Dans une décision plus radicale, Moody’s a abaissé la note de crédit d’Israël de deux crans, de A2 à Baa1, citant l’absence d’une « stratégie de sortie » du conflit militaire et l’incertitude accrue concernant la sécurité et les perspectives de croissance à long-terme. Dans ce contexte, les investissements devraient rester « modérés plus longtemps parce que la prime de risque pour faire des affaires en Israël restera élevée », ce qui à son tour pose des risques à long-terme pour la croissance du secteur technologique très mobile, a averti Moody’s.

Dans une discussion qui a suivi l’abaissement de la note, Moody’s a averti qu’il existe des preuves anecdotiques que les nouvelles start-ups ont commencé à s’enregistrer à l’étranger plutôt qu’en Israël, comme elles le faisaient durant la période où le gouvernement avançait son projet de refonte du système judiciaire, et qu’il y a plus de demandes de relocalisation de la part des employés, ce qu’elle a décrit comme un risque de baisse qui pourrait conduire à d’autres abaissements de la note.

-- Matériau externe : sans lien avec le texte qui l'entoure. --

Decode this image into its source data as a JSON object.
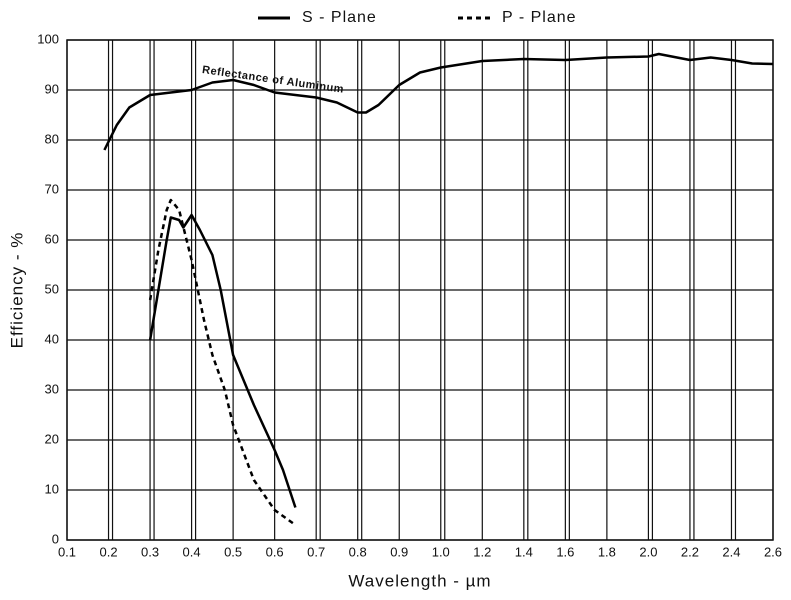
{
  "chart_data": {
    "type": "line",
    "xlabel": "Wavelength - µm",
    "ylabel": "Efficiency - %",
    "annotation": "Reflectance of Aluminum",
    "xlim": [
      0.1,
      2.6
    ],
    "xticks": [
      0.1,
      0.2,
      0.3,
      0.4,
      0.5,
      0.6,
      0.7,
      0.8,
      0.9,
      {
        "value": 1,
        "label": "1.0"
      },
      1.2,
      1.4,
      1.6,
      1.8,
      {
        "value": 2,
        "label": "2.0"
      },
      2.2,
      2.4,
      2.6
    ],
    "ylim": [
      0,
      100
    ],
    "yticks": [
      0,
      10,
      20,
      30,
      40,
      50,
      60,
      70,
      80,
      90,
      100
    ],
    "grid": true,
    "series": [
      {
        "color": "#000000",
        "dash": "solid",
        "x": [
          0.19,
          0.22,
          0.25,
          0.3,
          0.35,
          0.4,
          0.45,
          0.5,
          0.55,
          0.6,
          0.7,
          0.75,
          0.8,
          0.82,
          0.85,
          0.9,
          0.95,
          1.0,
          1.2,
          1.4,
          1.6,
          1.8,
          2.0,
          2.05,
          2.1,
          2.2,
          2.3,
          2.4,
          2.5,
          2.6
        ],
        "values": [
          78,
          83,
          86.5,
          89,
          89.5,
          90,
          91.5,
          92,
          91,
          89.5,
          88.5,
          87.5,
          85.5,
          85.5,
          87,
          91,
          93.5,
          94.5,
          95.8,
          96.2,
          96,
          96.5,
          96.7,
          97.2,
          96.8,
          96,
          96.5,
          96,
          95.3,
          95.2
        ]
      },
      {
        "name": "S - Plane",
        "color": "#000000",
        "dash": "solid",
        "x": [
          0.3,
          0.32,
          0.34,
          0.35,
          0.37,
          0.38,
          0.4,
          0.42,
          0.45,
          0.47,
          0.5,
          0.55,
          0.6,
          0.62,
          0.65
        ],
        "values": [
          40,
          50,
          60,
          64.5,
          64,
          62.5,
          65,
          62,
          57,
          50,
          37,
          27,
          18,
          14,
          6.5
        ]
      },
      {
        "name": "P - Plane",
        "color": "#000000",
        "dash": "dashed",
        "x": [
          0.3,
          0.32,
          0.34,
          0.35,
          0.37,
          0.4,
          0.43,
          0.45,
          0.48,
          0.5,
          0.55,
          0.6,
          0.65
        ],
        "values": [
          48,
          58,
          66,
          68,
          66,
          56,
          44,
          37,
          30,
          23,
          12,
          6,
          3
        ]
      }
    ]
  }
}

Sergei Sumkin, chercheur principal à l’Institut Aaron pour la politique économique de l’Université Reichman. (Crédit : Oren Shlev)

« En ce qui concerne la décision de quitter Israël et de partir à l’étranger, il y a toujours une raison commerciale de le faire. Ce n’est pas la première fois qu’un PDG s’installe aux États-Unis », a noté Dror.

« Mais je pense qu’aujourd’hui, plus que jamais, c’est le moment de rester, d’être fort et d’essayer de développer son entreprise à partir d’Israël, malgré tout. »

Chamsi, d’Amplefields, a déclaré que pour l’instant, « la technologie, les idées et les entrepreneurs israéliens sont toujours là », mais qu’il est urgent que le gouvernement intervienne.

« Nous avons besoin d’une impulsion de la part du gouvernement pour offrir de nombreuses incitations aux investisseurs, par exemple avec des avantages fiscaux pour encourager ceux qui veulent encore investir en Israël à placer leur argent dans la technologie israélienne et ceux qui s’inquiètent de la situation géopolitique à reconsidérer leur décision », a-t-il insisté.

« Le gouvernement pourrait également offrir des avantages aux employés et améliorer l’éducation afin que les gens soient plus encouragés et veuillent travailler dans le secteur de la haute technologie. »

Appelbaum a appelé le gouvernement à agir, car Israël ne peut pas compter sur l’argent étranger pendant la période de guerre.

« Le gouvernement devrait inciter davantage les institutions locales et les compagnies d’assurance, qui gèrent environ 70 milliards de shekels de fonds d’assurance et de pension, à investir dans la haute technologie israélienne », a déclaré Appelbaum.

« Le soutien du gouvernement enverrait également un signal très fort aux investisseurs étrangers pour qu’ils se lancent dans l’aventure. »

Appelbaum a cité en exemple l’initiative gouvernementale du Fonds Yozma 2, annoncée au début de l’année, qui est un programme dans lequel l’IIA apporte 30 centimes pour chaque dollar d’investissement institutionnel.

« Du point de vue de l’investisseur, Israël doit être perçu comme un endroit où l’on peut à nouveau faire des affaires en toute sécurité », a déclaré Dror.

« Je vois bien les dégâts potentiels de ce qui se passe ici pour l’avenir, en termes d’industrie technologique et de recettes fiscales. »

« L’écosystème de la haute technologie est une pierre angulaire de l’économie et j’aimerais voir plus de personnes issues de cette industrie dans les rôles décisionnels à l’avenir », a-t-il ajouté.